GRAINS-Soybeans rise on South America weather worries
* Weather models offer mixed outlook for dry Argentina
* Exporters sell U.S. soybeans to top importer China
* Wheat futures pull back after rising on Friday
(Recasts with U.S. trading, adds analysts' comments, changes dateline/byline)
CHICAGO, Jan 28 (Reuters) - U.S. soybean futures edged higher on Monday as traders worried dry weather will trim output in Argentina, the top exporter of soy products.
All eyes are on weather models as Argentina and Brazil need to produce large crops to meet strong demand for soybeans from top importer China.
Traders broadly expect large harvests in South America in the coming months, but every twist in the weather is being scrutinised amid tight global supplies.
"New conflicting models out for South America have the markets looking for direction," said Joe Davis, vice president for commodity sales at Futures International.
At the Chicago Board of Trade, March soybeans rose 0.3 percent to $14.45 a bushel by 9:45 a.m. CST (1545 GMT).
March wheat lost 0.3 percent at $7.74 a bushel, and March corn gained 0.5 percent to $7.24-1/4 a bushel.
Dry weather is a concern for farmers in Argentina, with only light rains seen for crop regions later this week, said John Dee, meteorologist for Global Weather Monitoring. Dryness is beginning to cause some worries in southern Brazil but is a bigger threat in Argentina, he said.
Soy prices could jump further if rains fail to fall, traders said.
"Until that forecast breaks one way or another, you're going to see two-sided trading primarily," Jim Gerlach, president of A/C Trading, said of Argentina's weather.
Private exporters struck deals to sell 220,000 tonnes of U.S. soybeans to China for delivery in the next marketing year, the U.S. Agriculture Department said. The sales failed to spark a rally because they are not for near-term delivery, Gerlach said.
Soybean futures were underpinned by firm cash prices and talk that China will need to source higher volumes from the United States in the near term as infrastructure bottlenecks delay shipments from Brazil.
Brazil is forecast to surpass the United States as the No. 1 exporter and producer of soybeans this season, with a record 85-million-tonne crop that has already begun to be harvested in top soy-growing state Mato Grosso.
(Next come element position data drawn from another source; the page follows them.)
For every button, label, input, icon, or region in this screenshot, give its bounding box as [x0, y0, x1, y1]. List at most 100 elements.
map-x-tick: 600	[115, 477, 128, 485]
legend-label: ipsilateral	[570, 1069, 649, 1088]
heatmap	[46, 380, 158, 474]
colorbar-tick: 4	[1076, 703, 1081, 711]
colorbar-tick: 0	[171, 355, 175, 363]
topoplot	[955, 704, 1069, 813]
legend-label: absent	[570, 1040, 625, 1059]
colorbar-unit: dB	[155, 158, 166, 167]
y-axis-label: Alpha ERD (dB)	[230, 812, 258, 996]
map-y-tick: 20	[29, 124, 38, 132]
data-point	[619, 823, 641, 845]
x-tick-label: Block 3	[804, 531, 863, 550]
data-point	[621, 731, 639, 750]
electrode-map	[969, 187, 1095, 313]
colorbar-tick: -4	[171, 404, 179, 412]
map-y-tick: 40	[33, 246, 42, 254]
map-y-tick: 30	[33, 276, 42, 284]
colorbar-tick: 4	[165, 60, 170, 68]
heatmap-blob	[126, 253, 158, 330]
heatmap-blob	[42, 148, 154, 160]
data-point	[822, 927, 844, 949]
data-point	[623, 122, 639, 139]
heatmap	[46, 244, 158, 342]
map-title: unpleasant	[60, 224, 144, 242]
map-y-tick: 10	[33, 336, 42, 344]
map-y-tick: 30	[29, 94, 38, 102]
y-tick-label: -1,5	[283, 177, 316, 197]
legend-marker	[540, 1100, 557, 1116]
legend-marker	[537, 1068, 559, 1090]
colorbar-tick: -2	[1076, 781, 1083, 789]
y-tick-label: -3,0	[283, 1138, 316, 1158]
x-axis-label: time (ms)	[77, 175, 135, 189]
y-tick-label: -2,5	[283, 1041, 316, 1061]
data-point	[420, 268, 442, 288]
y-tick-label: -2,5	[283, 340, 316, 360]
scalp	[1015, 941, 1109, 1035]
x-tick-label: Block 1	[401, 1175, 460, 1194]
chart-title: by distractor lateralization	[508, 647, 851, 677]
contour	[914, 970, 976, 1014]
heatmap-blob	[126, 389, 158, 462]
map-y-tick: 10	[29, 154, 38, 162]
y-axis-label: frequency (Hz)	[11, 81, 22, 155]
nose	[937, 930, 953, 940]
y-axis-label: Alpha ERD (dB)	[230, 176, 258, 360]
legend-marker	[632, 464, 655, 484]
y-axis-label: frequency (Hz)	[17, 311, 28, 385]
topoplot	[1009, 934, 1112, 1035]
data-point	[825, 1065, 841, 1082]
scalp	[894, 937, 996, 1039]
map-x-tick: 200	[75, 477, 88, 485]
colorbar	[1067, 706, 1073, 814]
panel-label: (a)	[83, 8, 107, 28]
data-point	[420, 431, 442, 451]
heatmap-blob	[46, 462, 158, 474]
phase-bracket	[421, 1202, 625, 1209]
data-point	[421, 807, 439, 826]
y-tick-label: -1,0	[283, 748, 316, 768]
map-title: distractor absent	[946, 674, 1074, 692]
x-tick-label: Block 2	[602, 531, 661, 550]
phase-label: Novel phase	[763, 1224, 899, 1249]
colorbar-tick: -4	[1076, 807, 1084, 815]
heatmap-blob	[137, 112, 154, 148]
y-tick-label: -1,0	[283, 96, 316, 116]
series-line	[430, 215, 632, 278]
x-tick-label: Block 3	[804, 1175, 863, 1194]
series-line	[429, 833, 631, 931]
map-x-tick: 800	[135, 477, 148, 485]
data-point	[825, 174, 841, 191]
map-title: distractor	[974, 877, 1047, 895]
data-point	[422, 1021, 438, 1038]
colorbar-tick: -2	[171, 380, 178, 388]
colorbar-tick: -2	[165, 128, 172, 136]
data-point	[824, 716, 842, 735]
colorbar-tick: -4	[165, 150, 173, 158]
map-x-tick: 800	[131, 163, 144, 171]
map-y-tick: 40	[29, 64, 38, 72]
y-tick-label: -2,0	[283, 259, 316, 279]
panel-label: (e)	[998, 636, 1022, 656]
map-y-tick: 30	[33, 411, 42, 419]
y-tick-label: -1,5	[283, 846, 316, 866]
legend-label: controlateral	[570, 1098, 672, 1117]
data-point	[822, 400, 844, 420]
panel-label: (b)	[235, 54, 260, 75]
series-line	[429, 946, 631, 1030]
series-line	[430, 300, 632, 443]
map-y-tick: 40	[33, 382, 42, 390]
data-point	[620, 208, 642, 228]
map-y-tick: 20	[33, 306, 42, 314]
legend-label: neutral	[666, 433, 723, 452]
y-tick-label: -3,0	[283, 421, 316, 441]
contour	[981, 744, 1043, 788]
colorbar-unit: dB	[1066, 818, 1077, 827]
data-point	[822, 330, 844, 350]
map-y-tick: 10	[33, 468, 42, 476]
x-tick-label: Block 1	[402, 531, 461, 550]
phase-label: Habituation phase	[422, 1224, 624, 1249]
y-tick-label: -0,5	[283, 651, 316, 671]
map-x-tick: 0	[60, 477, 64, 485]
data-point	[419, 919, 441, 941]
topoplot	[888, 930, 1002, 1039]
Big trading houses are dispatching an armada of ships to Brazil, hoping for a good spot in line to load up the record soybean crop.
Brazil's crop is 30 percent bigger than last year's, which is good news for big importers of soy, such as China. However, the South American farming giant added no new capacity to its ports.
Wheat futures slipped on profit-taking after rising 1 percent on Friday on better-than-expected U.S. exports last week.
"Wheat exports sales data was impressive and there are issues with the crop in the United States because of dry weather," said Ker Chung Yang, senior investment analyst at Phillip Futures in Singapore.
Large overseas harvests are expected to compensate for lagging production in the U.S. Plains.
The front-month CBOT wheat contract is expected to end 2013 at $6.80 a bushel, down from the closing price of $7.78 at the end of 2012, according to the average estimate in a Reuters survey of analysts and traders.
Analysts see Chicago corn prices falling by 22 percent to under $5.50 per bushel by year's end and soybeans by 17 percent to $11.83 per bushel as world supplies are projected to recover.